Aquel día de huelga comenzaron a verse las primeras grietas del régimen, ya que, al contrario de los días anteriores, el Gobierno ordenó reprimir violentamente a los manifestantes. A pesar de ello, los cosacos rechazaron la orden, en un acto de complicidad hacia los manifestantes. A la mañana, cuando 40.000 trabajadores se disponían a ir al centro de la ciudad pasando por el puente Liteini sobre el río Nevá, los cosacos que cerraban el paso por el puente decidieron dejarles pasar. A la tarde, los cosacos se negaron a cargar contra los mítines revolucionarios de la plaza Znamenskaya. (Esta relación de complicidad que se daba con los cosacos no se dio hacia la policía, ya que éstos, al contrario de los soldados, eran vistos por las masas como enemigos, siendo incluso detenidos algunos de ellos.

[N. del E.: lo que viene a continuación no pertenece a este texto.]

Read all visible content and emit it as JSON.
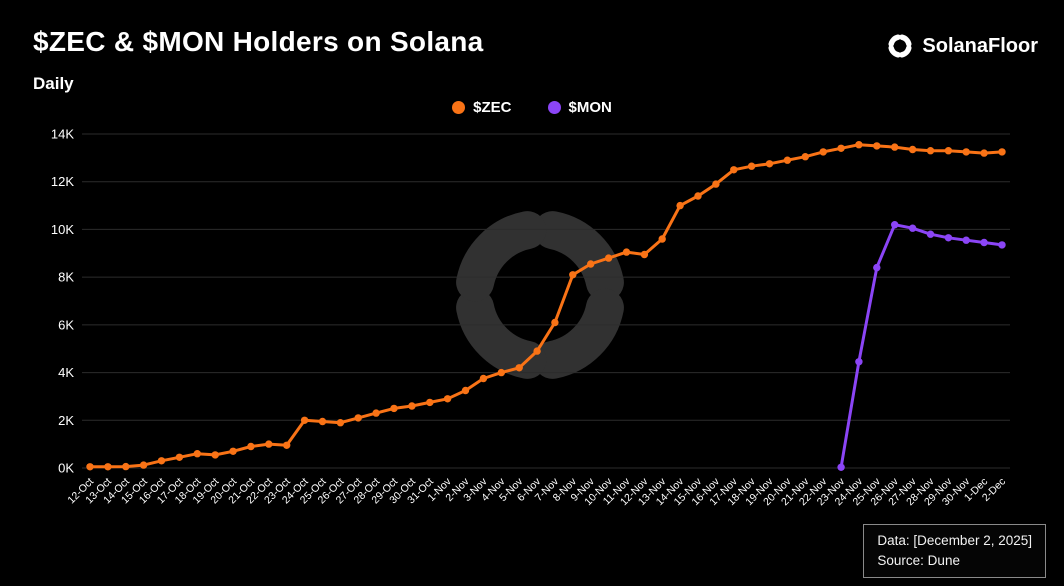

El octubrista Aleksandr Guchkov se ofreció como intermediario entre los manifestantes y el poder, pero el gobierno rechazó la oferta. El gobierno se reunió y decidió repartir más pan, detener a los líderes revolucionarios y poner nuevas ametralladoras a la policía. A esta reunión no acudió el Ministro de Interior Aleksandr Protopopov, pensando que las revueltas no tardarían en cesar.

(En la imagen trabajadores huelguistas en la perspectiva Nevski de petrogrado, el 24 de febrero).